E como um sopro da natureza, você apareceu. O universo te soprou pra mim, e eu ali, disse que me sentia estranha. Você sabia que de todas as coisas do mundo, a minha loucura seria a mais normal pra tua loucura. Eu chorei. Chorei suavemente e me recostei em teu ombro e depois pernas. Maciez de tuas negras pernas acomodava o meu rosto. Sentia o meu peito e suas variantes e variadas ramificações, escalarem meu cérebro. Falava em cortar aquilo de uma vez, mas já tinha florescido, você dizia.
Você sentia sua alma dividida, teu querer dividido e eu ali, estonteantemente plantada no pé de um gostar sem nexo. De um querer burro. É como um sopro reverso, me levou ao avesso. Avesso de algo indefinido. Pra mim. Pra ti. Éramos um mix de voz suave e grito perdido em uma madrugada silenciosa. Já éramos mais que uma pouca relação. Cinco longos meses se passaram, e nos ali, sem saber o que éramos na verdade. Sonhávamos com o que? Queríamos o que? Desejávamos a nós mesmos ou só a uma sombra remota do que poderia ser uma dupla fuga? Você e teus fantasmas. Eu é meu até então um único amor. Éramos o que?
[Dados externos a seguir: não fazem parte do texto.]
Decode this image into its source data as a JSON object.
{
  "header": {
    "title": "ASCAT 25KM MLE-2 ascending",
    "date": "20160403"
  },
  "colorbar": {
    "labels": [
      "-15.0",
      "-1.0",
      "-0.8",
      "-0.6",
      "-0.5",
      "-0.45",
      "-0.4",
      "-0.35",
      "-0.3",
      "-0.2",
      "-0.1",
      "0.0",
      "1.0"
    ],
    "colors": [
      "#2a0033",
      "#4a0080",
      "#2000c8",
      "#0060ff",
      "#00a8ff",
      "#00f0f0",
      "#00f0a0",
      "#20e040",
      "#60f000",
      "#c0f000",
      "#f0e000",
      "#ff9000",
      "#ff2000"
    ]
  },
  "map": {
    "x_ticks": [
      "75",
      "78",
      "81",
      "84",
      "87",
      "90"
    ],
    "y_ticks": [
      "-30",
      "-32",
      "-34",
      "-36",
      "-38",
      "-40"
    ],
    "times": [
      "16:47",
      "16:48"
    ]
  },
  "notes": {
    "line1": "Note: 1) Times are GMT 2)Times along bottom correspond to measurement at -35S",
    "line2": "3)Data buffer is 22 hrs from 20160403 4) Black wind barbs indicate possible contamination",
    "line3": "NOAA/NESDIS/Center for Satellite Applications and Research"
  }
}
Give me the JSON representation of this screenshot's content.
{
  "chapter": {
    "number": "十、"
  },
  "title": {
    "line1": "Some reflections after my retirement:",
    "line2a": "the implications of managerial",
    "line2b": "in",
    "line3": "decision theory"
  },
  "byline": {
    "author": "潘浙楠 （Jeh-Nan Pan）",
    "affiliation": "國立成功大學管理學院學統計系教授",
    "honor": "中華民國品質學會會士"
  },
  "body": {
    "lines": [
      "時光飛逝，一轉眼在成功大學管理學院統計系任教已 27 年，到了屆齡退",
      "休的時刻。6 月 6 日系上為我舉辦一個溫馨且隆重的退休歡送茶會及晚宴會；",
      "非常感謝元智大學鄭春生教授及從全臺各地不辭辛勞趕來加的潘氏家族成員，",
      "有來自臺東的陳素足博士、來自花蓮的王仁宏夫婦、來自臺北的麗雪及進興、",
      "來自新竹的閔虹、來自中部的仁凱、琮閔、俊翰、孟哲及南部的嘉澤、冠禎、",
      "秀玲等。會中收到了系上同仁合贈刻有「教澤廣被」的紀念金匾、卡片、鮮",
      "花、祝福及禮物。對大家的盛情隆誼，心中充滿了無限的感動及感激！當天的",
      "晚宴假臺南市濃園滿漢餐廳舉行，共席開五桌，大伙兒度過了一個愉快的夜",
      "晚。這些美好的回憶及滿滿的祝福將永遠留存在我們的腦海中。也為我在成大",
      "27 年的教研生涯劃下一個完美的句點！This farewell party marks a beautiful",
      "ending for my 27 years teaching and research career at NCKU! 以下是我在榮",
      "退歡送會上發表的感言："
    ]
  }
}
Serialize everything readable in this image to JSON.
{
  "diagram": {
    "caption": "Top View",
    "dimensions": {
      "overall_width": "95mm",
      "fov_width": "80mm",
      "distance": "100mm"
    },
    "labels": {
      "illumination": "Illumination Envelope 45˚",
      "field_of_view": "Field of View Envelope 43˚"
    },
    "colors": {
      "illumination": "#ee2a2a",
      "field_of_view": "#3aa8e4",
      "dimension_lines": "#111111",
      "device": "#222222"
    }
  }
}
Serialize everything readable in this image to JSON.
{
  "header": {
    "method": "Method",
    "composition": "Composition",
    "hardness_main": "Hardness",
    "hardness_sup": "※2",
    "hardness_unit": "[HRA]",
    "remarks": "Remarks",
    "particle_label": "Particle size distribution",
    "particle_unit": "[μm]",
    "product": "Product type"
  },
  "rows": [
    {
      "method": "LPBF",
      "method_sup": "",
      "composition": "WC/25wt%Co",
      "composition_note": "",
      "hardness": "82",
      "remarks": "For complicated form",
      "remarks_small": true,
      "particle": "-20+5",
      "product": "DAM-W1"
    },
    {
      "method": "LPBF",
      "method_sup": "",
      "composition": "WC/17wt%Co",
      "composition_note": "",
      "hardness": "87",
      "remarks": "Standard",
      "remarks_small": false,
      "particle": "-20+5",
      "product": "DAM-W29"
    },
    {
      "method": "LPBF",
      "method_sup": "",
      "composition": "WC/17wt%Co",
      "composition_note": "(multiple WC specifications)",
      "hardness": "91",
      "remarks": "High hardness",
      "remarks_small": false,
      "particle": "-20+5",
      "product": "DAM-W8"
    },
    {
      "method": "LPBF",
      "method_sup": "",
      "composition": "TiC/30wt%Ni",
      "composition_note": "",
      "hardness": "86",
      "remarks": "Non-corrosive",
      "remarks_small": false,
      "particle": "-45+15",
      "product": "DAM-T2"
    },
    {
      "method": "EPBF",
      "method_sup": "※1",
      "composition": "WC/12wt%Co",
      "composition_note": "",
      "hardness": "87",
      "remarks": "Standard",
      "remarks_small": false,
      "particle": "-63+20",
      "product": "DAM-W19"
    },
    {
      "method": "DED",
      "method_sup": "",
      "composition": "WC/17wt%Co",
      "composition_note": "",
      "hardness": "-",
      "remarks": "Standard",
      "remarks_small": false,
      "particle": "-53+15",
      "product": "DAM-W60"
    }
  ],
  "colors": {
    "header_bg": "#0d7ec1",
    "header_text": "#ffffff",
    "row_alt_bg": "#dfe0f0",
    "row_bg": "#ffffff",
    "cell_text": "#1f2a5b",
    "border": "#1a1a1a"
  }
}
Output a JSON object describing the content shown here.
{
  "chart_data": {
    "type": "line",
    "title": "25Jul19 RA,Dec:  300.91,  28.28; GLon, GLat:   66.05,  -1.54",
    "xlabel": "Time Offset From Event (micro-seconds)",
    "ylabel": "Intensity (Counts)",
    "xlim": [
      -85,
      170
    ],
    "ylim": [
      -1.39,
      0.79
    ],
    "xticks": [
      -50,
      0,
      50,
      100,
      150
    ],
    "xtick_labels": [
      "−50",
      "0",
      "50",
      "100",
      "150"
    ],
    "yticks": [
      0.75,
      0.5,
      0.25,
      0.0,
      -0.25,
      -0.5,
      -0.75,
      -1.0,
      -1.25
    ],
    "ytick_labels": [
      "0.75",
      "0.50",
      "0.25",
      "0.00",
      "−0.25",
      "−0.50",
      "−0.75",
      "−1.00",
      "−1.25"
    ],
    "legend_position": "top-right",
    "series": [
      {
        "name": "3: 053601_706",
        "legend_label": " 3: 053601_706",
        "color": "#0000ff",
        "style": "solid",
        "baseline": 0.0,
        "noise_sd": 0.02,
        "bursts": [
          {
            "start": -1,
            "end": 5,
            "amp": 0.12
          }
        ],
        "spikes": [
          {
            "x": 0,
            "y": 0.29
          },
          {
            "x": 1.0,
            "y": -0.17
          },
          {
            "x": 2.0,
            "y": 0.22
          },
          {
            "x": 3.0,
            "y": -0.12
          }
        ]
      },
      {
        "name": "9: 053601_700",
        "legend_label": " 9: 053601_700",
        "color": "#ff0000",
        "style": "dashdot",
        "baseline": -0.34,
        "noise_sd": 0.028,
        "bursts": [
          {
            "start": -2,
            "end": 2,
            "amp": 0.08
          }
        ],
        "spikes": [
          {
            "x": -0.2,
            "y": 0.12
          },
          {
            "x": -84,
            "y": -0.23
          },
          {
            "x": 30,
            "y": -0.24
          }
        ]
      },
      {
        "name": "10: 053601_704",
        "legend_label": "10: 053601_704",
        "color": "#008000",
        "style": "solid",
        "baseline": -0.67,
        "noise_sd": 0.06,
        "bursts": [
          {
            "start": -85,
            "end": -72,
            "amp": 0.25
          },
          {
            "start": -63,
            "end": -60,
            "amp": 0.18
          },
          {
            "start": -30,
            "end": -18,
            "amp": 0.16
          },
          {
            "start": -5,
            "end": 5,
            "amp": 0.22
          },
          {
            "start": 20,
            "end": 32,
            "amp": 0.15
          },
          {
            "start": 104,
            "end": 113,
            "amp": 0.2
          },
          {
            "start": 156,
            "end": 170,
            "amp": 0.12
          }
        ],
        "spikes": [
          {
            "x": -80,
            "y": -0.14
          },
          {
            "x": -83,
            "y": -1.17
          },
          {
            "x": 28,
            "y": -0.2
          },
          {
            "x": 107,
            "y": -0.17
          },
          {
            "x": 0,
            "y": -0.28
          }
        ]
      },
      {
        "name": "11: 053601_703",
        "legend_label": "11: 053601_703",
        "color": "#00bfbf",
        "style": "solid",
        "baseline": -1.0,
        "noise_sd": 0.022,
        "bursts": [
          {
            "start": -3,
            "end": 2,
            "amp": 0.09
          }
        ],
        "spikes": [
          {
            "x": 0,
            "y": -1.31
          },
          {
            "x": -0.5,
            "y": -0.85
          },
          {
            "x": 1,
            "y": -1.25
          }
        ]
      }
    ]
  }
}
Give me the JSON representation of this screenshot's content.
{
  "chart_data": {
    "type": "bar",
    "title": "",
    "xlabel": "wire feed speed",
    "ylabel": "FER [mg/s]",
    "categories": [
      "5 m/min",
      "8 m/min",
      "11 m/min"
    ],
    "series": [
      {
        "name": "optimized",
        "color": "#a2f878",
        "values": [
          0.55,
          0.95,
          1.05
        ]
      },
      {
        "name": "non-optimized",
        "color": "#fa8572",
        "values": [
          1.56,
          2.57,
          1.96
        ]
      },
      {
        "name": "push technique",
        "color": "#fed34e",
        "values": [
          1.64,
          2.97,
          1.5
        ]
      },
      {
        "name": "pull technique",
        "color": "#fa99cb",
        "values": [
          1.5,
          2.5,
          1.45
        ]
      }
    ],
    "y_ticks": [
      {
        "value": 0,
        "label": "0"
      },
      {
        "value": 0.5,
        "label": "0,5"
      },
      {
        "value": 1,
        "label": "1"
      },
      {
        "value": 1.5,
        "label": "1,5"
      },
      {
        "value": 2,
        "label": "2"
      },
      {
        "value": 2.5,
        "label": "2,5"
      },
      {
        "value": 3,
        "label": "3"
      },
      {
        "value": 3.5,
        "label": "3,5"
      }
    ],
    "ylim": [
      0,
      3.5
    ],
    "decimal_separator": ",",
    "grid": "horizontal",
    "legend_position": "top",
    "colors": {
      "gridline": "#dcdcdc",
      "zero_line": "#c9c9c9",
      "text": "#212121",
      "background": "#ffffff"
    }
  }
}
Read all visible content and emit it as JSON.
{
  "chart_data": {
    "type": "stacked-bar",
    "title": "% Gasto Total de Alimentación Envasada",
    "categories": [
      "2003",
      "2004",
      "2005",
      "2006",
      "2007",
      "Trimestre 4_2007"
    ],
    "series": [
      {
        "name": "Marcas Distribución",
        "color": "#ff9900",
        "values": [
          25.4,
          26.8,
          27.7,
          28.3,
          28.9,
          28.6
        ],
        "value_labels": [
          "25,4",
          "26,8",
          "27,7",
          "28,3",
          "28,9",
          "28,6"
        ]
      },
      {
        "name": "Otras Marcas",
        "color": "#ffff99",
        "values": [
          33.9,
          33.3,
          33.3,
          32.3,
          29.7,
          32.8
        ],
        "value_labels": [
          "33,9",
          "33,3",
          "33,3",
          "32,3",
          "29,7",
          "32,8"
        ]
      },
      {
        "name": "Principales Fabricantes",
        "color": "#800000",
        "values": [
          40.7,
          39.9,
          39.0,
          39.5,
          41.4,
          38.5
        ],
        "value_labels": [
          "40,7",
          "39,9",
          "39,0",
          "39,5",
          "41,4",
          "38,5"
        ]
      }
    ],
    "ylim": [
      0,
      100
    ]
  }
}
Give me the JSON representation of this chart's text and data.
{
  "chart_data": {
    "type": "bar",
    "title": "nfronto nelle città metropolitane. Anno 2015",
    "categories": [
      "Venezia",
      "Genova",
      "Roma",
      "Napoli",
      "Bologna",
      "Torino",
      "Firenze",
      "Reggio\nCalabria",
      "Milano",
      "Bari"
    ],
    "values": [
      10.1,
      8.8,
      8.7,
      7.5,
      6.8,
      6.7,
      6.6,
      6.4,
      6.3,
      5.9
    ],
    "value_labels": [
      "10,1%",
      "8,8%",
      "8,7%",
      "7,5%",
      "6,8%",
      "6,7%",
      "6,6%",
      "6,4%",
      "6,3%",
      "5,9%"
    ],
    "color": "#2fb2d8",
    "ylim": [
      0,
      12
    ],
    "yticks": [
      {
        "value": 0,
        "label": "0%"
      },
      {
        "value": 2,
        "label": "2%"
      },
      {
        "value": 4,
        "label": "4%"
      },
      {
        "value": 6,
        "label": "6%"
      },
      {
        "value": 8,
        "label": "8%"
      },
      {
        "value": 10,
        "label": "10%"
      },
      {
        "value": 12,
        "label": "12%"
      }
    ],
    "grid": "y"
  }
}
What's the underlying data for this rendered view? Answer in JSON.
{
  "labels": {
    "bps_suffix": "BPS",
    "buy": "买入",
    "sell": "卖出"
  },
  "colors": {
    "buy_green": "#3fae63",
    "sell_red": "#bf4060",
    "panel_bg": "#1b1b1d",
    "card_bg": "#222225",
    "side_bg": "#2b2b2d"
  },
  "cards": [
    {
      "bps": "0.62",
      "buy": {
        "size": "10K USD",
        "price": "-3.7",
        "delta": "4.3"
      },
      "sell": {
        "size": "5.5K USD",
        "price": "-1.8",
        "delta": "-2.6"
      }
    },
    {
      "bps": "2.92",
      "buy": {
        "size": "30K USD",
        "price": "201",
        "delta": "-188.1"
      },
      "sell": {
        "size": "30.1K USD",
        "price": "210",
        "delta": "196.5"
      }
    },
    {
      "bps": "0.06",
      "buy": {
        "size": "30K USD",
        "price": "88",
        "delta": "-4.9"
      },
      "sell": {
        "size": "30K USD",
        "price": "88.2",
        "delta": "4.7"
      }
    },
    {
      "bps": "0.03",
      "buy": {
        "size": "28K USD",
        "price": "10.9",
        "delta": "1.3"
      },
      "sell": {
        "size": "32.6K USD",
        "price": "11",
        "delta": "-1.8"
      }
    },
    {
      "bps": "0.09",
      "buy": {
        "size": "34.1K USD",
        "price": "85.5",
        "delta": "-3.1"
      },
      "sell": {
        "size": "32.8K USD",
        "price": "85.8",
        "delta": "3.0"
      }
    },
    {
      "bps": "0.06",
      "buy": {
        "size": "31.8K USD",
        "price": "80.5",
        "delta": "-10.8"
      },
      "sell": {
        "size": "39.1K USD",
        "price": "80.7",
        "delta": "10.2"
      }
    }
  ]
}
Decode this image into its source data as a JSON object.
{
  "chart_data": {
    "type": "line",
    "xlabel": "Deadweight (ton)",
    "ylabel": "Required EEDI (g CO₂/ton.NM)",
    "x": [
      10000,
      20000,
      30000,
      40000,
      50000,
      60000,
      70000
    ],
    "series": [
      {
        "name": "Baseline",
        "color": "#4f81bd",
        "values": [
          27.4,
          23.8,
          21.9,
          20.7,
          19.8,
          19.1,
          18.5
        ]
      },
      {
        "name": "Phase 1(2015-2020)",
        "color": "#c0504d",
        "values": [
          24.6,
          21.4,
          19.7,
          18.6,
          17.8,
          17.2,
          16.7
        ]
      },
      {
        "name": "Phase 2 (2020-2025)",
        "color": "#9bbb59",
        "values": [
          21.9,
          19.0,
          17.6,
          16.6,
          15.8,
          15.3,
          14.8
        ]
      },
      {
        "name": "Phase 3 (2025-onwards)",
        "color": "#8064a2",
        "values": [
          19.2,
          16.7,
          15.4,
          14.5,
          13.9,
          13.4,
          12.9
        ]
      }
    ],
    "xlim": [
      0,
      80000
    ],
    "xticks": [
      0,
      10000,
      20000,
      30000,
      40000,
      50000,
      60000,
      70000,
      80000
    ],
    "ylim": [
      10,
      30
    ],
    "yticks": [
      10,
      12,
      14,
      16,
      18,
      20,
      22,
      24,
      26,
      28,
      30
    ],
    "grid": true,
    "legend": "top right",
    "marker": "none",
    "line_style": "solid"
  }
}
Em uma palavra seca, disse não. Mas no fundo de mim, um relapso sim, com gostos doces, gostaria de sair. Não? Sim? Talvez não esteja preparada pra outro talvez. Pra uma outra divisão e ruptura. Talvez, eu tenha muito mais certezas que você. Que ela. Amo outra, você sabe. Amamos. Mas onde isso nos levará? Um gostar eterno e seco para nós? Um desejo seco da reciprocidade? Uma vontade latente de apagar passados? Refazer rotas? Destinos? E quem sabe não somos os destino de nós dois? Filhos, casa, vidas.. Quem sabe isso não seja apenas o destino dizendo: siga! Vai em frente, menina. Você vai ser feliz eternamente desta vez. Quem sabe não é o tal do destino falando: não olha mais pra trás. Você não enxerga essa dor que dói em teu peito? Que lateja? Sinto! Vejo! E você, não vê a tua história se repetir e você ali, olhando para o nada, deixando ela se repetir. Passar por entre tuas mãos. Por entre seus desejos.
Talvez, o destino esteja dizendo: vai menina, é dessa vez. Acredita em mim, também tenho tanto medo, mas não quero viver eternamente assim.. Seca.